Whenever I read some use of the term “orthogonal”, I have been able to find some way in which it is at least metaphorically similar to the idea of two orthogonal lines in euclidean space.
E.g. orthogonal random variables, etc.
But I cannot see how $A^{-1}=A^T$ captures the idea of “orthogonality”. What is “orthogonal” about a matrix that satisfies this property?

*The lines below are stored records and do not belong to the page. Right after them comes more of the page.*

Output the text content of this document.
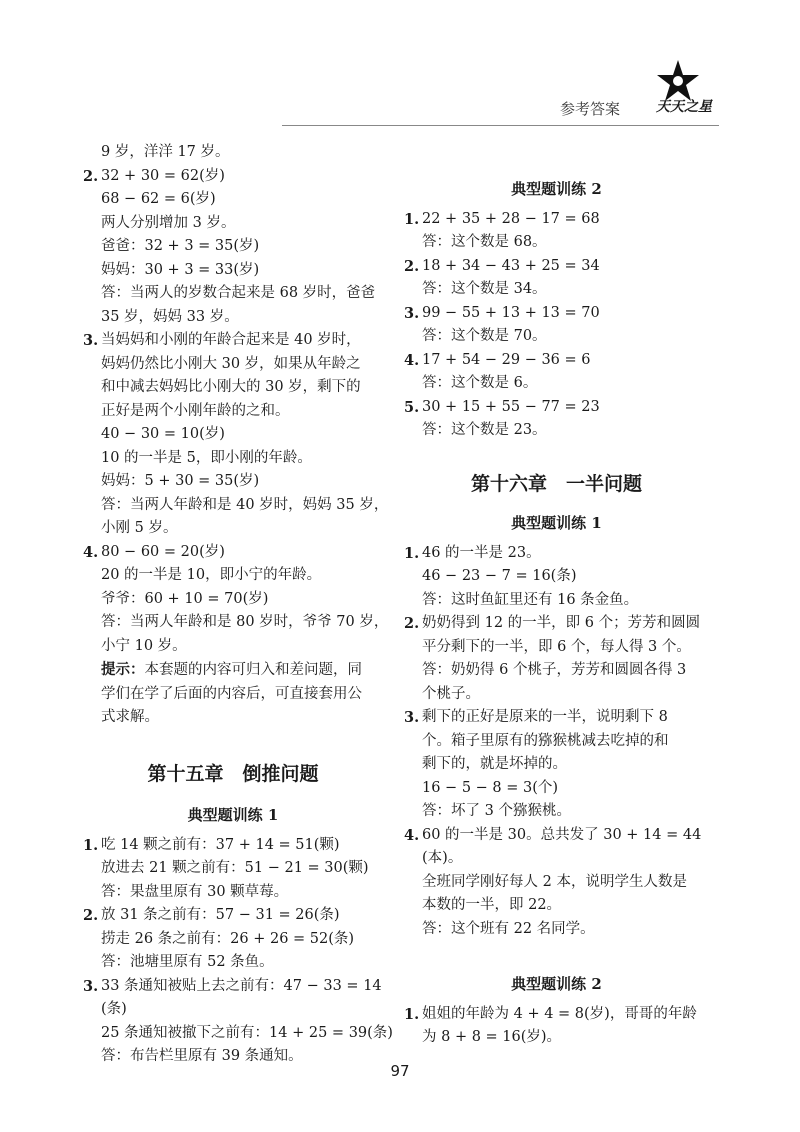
参考答案	天天之星
9 岁，洋洋 17 岁。
2. 32 + 30 = 62(岁)
68 − 62 = 6(岁)
两人分别增加 3 岁。
爸爸：32 + 3 = 35(岁)
妈妈：30 + 3 = 33(岁)
答：当两人的岁数合起来是 68 岁时，爸爸
35 岁，妈妈 33 岁。
3. 当妈妈和小刚的年龄合起来是 40 岁时，
妈妈仍然比小刚大 30 岁，如果从年龄之
和中减去妈妈比小刚大的 30 岁，剩下的
正好是两个小刚年龄的之和。
40 − 30 = 10(岁)
10 的一半是 5，即小刚的年龄。
妈妈：5 + 30 = 35(岁)
答：当两人年龄和是 40 岁时，妈妈 35 岁，
小刚 5 岁。
4. 80 − 60 = 20(岁)
20 的一半是 10，即小宁的年龄。
爷爷：60 + 10 = 70(岁)
答：当两人年龄和是 80 岁时，爷爷 70 岁，
小宁 10 岁。
提示：本套题的内容可归入和差问题，同
学们在学了后面的内容后，可直接套用公
式求解。
第十五章　倒推问题
典型题训练 1
1. 吃 14 颗之前有：37 + 14 = 51(颗)
放进去 21 颗之前有：51 − 21 = 30(颗)
答：果盘里原有 30 颗草莓。
2. 放 31 条之前有：57 − 31 = 26(条)
捞走 26 条之前有：26 + 26 = 52(条)
答：池塘里原有 52 条鱼。
3. 33 条通知被贴上去之前有：47 − 33 = 14
(条)
25 条通知被撤下之前有：14 + 25 = 39(条)
答：布告栏里原有 39 条通知。
典型题训练 2
1. 22 + 35 + 28 − 17 = 68
答：这个数是 68。
2. 18 + 34 − 43 + 25 = 34
答：这个数是 34。
3. 99 − 55 + 13 + 13 = 70
答：这个数是 70。
4. 17 + 54 − 29 − 36 = 6
答：这个数是 6。
5. 30 + 15 + 55 − 77 = 23
答：这个数是 23。
第十六章　一半问题
典型题训练 1
1. 46 的一半是 23。
46 − 23 − 7 = 16(条)
答：这时鱼缸里还有 16 条金鱼。
2. 奶奶得到 12 的一半，即 6 个；芳芳和圆圆
平分剩下的一半，即 6 个，每人得 3 个。
答：奶奶得 6 个桃子，芳芳和圆圆各得 3
个桃子。
3. 剩下的正好是原来的一半，说明剩下 8
个。箱子里原有的猕猴桃减去吃掉的和
剩下的，就是坏掉的。
16 − 5 − 8 = 3(个)
答：坏了 3 个猕猴桃。
4. 60 的一半是 30。总共发了 30 + 14 = 44
(本)。
全班同学刚好每人 2 本，说明学生人数是
本数的一半，即 22。
答：这个班有 22 名同学。
典型题训练 2
1. 姐姐的年龄为 4 + 4 = 8(岁)，哥哥的年龄
为 8 + 8 = 16(岁)。
97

$A^{-1} = A^T \iff A^T A = I$, so let's explore what this latter property means. (Assume that we are working in a real vector space, specifically $\mathbb{R}^n$.) Write
$$A = \begin{pmatrix} \uparrow & \uparrow & \dots&\uparrow \\ v_1 &v_2&\dots&v_n \\ \downarrow&\downarrow&\dots&\downarrow \end{pmatrix} $$ then $$A^TA = \begin{pmatrix}\leftarrow & v_1 & \rightarrow \\ \leftarrow & v_2 & \rightarrow \\ \vdots & \vdots & \vdots \\ \leftarrow & v_n & \rightarrow \end{pmatrix} \begin{pmatrix} \uparrow & \uparrow & \dots&\uparrow \\ v_1 &v_2&\dots&v_n \\ \downarrow&\downarrow&\dots&\downarrow \end{pmatrix} =\begin{pmatrix} v_1\cdot v_1 & v_1\cdot v_2&\dots&v_1 \cdot v_n \\ v_2\cdot v_1 & v_2\cdot v_2&\dots&v_2 \cdot v_n \\ \vdots & \vdots & \ddots & \vdots \\ v_n\cdot v_1 & v_n\cdot v_2&\dots&v_n \cdot v_n \\ \end{pmatrix}. $$ So, $A^T A = I$ corresponds exactly to $v_i \cdot v_i = 1$ and $v_i \cdot v_j = 0$ for $i \neq j$, i.e. $\{v_i\}$ are an orthonormal system. So, if a matrix is orthogonal then its columns are orthogonal. Similarly, you can see that its rows are also orthogonal, since if $A$ is orthogonal then $A^T$ is also.